Where does this leave us? The Teachers Union contract ends in the 2023-2024 school year, and the District is looking at some pretty dire financial projections before accounting for significant union contract changes. Inflation is around 7% or more. The teachers have complained for years about the lack of adequate support staff, yet Dr. Horton hires a Chief of Staff! Remember last year when they laid off the Reading Support specialists? It is unclear how they can reconcile the financial situation with the teacher's (fair) demands for at least a cost-of-living increase and support staff. How does Dr. Horton and his team sit across the table from the Union and negotiate when he's taking a 14% year-over-year raise, money is flying out the door for pet projects, and he's increasing the size of his support staff? If the Teachers strike, I can't say I would blame them. The optics here are just atrocious.
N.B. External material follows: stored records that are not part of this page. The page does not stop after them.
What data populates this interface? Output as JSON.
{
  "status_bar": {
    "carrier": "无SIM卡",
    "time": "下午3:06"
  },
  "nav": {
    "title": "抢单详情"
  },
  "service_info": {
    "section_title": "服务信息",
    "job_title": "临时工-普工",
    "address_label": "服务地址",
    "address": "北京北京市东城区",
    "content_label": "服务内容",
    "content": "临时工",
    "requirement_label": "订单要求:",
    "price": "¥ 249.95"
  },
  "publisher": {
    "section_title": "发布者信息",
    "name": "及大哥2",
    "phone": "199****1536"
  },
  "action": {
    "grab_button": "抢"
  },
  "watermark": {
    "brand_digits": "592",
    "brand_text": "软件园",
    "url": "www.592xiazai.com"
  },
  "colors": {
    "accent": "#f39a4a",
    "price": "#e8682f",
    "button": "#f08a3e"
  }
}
On a related note, I was happy to see Evanston residents overwhelmingly support ranked-choice voting last night. First, too bad that this doesn't apply to District 65 or 202 elections. Second, it is poignant that 18% of voters opposed RCV; I wonder if it is the same 16-18% pluralities that dominate our school board elections? The most extreme candidates can turn out their supporters just enough to squeak by in primaries and races with large fields and we all suffer.
As always, thanks for reading. Feel free to forward this email or share with anyone. I’m always looking for new subscribers. Comment or send me an email at thayden@gmail.com
Update: My calculations for “Total Compensation” or “Total Salary” consist of Base Salary + Pension Contributions.
Update 2: I cleaned up some language that I thought was too much of my own opinion instead of facts. I am an citizen journalist and still trying to figure out what types of evidence to present or not present and sometimes, I make mistakes and try to learn. It is never my intent to identify any specific non-public person.
My understanding of IMRF is that these employees are governed by the municipal workers union and thus, have a different set of reporting and pension obligations.
Whoa, whoa, whoa! As I recall from the pandemic lockdowns, the superintendent made it pretty clear that any criticism of him or his policies is white supremacist in origin. Raising his salary and creating patronage positions are the problem, your racism is!
Tom, Yes, people are moving in who can pay the freight... but the diversity is leaving... and methinks it's going to get worse as our community continues to hemorrhage money - especially on expensive and unnecessary projects.